Isabella Tree explores the Kumaris, young girls chosen to be worshipped in Nepal by both Hindus and Buddhists as symbols of purity and makers of kings.
In a medieval building in the heart of old Kathmandu lives a young girl known to Nepalis as 'Kumari'. To foreigners she is the 'Living Goddess'. Her face features on the cover of guide books, postcards and souvenirs. Beneath a bejewelled crown and bedecked with gold snake necklaces and sacred amulets, she gazes at the world enigmatically, never smiling. If she smiles at you – so her worshippers believe – it is an invitation to heaven and you die. From the centre of her forehead, painted red and edged in gold, stares a third, 'all-seeing' eye, a black pupil set in bronze.

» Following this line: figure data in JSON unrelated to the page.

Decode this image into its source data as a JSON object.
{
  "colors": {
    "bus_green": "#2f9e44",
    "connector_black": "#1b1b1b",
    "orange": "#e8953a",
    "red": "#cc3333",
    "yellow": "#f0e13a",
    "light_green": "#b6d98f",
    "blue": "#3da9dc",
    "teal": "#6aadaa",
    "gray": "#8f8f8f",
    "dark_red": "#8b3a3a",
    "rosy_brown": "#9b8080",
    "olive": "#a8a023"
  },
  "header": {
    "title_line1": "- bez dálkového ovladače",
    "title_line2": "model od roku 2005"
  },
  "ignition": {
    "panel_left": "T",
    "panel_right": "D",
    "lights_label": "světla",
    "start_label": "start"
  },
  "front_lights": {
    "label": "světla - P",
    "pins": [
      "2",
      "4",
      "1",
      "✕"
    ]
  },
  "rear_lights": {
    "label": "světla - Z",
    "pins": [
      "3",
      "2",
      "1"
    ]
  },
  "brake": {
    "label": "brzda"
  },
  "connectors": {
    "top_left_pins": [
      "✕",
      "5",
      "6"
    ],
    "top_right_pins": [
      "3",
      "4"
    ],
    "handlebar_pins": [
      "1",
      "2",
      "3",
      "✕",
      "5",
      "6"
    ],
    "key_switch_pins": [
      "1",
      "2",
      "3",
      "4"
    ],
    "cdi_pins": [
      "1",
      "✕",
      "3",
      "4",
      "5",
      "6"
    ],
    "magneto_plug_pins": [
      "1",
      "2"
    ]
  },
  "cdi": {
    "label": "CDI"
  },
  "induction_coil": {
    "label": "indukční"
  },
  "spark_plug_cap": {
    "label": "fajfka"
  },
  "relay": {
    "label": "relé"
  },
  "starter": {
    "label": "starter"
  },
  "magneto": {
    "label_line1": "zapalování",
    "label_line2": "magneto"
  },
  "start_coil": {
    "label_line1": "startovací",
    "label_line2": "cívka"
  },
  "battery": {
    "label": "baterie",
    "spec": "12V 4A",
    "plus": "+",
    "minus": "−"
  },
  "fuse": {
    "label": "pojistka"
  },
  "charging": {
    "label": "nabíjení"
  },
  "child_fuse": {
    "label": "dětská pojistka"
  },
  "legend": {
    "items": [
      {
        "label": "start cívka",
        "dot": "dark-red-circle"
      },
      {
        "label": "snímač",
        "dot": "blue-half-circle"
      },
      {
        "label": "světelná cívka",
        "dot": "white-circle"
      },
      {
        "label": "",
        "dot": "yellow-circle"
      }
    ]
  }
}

Her 18th-century residence – a traditional red-brick building with carved windows and dragon-scale roof tiles known as the 'Kumari Chen' or 'Kumari Ghar', just yards from the old royal palace and surrounded by exquisite pagoda-temples, is one of the 'must-sees' on the Himalayan tourist trail. Though foreigners are not allowed inside, anyone can enter her courtyard, an intimate space frequented by pigeons and surrounded by carvings of multi-armed goddesses. A glimpse of the child goddess at her window here, if she deigns to appear, is a highlight of a visit to this ancient capital.